The Phase 3 pivotal trial that evaluated the safety and efficacy of Epoetin alfa was conducted in 333 anemic dialysis patients with a mean baseline hematocrit of 22%. After 12 weeks of therapy with Epoetin alfa, 97.4% of patients responded and achieved a mean hematocrit of 35%. Transfusion requirements decreased dramatically during the initial two months of treatment, and remained so throughout the follow-up period (Figure 8). One patient was actually able to auto donate three units of blood in the month prior to elective hip surgery about a year after the trial began.
There are a number of quality of life improvements associated with the partial correction of anemia in dialysis patients treated with Epoetin alfa therapy.
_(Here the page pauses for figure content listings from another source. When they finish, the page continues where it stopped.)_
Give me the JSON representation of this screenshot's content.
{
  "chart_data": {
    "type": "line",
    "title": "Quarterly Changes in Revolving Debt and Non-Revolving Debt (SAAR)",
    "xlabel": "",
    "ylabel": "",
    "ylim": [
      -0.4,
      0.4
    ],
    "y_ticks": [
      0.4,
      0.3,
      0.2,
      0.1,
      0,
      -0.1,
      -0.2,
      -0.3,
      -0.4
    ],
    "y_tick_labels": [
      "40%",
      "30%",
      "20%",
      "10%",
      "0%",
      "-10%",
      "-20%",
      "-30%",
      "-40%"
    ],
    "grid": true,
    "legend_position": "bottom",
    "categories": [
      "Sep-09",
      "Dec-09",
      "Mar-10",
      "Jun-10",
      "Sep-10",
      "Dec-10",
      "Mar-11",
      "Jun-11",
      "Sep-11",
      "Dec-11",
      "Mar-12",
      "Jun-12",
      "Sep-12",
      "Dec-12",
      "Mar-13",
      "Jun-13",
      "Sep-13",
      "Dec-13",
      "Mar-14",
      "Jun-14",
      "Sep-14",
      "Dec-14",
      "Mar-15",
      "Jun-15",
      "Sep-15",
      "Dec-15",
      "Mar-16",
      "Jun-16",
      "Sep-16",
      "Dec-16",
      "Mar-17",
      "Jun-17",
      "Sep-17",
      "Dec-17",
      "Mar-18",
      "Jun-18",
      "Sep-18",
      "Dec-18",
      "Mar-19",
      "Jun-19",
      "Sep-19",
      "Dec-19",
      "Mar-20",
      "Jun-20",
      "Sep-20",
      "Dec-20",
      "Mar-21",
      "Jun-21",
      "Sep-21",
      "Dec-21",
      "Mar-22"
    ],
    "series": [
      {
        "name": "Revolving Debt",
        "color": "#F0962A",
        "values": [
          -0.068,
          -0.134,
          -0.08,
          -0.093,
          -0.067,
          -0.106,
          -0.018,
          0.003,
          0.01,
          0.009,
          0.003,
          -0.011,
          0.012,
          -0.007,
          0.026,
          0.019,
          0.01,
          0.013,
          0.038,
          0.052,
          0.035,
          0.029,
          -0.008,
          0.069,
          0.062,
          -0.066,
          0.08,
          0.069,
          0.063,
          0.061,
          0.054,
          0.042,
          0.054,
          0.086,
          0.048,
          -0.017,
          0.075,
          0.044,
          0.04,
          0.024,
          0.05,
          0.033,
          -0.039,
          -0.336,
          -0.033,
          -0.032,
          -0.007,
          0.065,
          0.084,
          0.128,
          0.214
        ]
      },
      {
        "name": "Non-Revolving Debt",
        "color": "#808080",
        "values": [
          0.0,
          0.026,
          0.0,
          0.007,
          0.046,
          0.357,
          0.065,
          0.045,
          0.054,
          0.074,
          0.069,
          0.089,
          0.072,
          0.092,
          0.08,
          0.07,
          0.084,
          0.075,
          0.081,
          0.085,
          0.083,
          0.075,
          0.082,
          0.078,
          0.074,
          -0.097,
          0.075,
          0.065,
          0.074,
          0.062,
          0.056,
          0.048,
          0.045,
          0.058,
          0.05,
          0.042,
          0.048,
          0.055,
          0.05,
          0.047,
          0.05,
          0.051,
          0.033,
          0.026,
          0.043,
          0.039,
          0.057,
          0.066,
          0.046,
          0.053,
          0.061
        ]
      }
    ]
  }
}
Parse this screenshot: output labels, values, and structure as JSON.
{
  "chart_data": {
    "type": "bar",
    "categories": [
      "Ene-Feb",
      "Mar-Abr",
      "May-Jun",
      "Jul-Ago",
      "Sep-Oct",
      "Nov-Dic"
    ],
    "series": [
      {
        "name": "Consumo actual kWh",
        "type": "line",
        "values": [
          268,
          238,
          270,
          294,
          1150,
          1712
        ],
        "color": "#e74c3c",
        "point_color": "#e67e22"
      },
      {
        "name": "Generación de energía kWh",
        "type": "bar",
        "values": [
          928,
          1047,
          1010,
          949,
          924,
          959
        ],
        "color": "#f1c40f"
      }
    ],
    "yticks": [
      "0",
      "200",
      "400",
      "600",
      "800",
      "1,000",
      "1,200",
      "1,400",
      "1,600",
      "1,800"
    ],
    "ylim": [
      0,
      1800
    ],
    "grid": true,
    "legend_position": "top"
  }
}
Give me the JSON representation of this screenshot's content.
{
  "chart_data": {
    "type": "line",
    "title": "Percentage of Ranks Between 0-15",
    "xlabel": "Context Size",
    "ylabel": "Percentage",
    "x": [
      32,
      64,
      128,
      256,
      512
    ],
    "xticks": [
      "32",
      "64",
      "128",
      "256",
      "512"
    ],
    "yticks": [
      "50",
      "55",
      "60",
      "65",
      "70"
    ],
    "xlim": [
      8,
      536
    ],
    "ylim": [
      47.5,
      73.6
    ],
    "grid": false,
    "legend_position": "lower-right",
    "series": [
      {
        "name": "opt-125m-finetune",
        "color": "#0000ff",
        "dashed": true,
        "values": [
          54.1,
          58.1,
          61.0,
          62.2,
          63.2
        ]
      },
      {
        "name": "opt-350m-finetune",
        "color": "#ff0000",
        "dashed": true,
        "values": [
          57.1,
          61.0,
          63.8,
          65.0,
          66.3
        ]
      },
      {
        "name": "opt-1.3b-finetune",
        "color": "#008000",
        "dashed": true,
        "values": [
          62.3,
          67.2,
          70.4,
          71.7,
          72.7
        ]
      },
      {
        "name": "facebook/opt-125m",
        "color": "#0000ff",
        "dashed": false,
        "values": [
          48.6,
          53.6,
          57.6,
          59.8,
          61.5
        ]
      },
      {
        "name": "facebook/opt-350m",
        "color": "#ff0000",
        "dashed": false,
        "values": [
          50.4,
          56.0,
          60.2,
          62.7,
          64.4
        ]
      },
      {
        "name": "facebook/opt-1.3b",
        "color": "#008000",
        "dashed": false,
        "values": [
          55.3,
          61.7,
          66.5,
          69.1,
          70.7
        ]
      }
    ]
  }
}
Patients experience an improvement in their overall sense of well-being. They also experience improvements in exercise and physical performance, cognitive function, and hospitalization rates and reductions in exercise-induced myocardial schemia and left ventricular hypertrophy.
To wrap things up, for those of us in healthcare and the sciences who have come up through school and years of technical training and experience, the one application of biotechnology that we reviewed here, the use of EPOGEN® to treat the debilitating anemia in patients with chronic renal failure on dialysis, may seem like the pinnacle of achievement in medical research, a miracle never before thought possible. How can we top the ability to mimic our body's own capacity to manufacture a protein, and to administer that protein to patients to restore quality of life and functional ability, and to improve survival? For those of us who wonder how we can do better, we will end on this story. When Columbus returned to the New World, a crowd of people gathered at the dock to welcome him home and congratulate him on his discoveries. One young boy was unable to see over the crowd, and was lifted onto the shoulders of the man who stood next to him so he could enjoy the scene with the rest of the onlookers. As everyone else cheered in celebration, this little boy looked discouraged and disappointed, and asked the man who was holding him, "Is there anything left to discover?" The boy's name was Ferdinand Magellan.
In conclusion, Amgen is busy trying to identify and develop prospective future products, in a wide variety of therapeutic areas, that are in the process of being investigated. The application of biotechnology to the treatment of patients with chronic renal failure, which we just quickly reviewed, may be just the tip of the iceberg.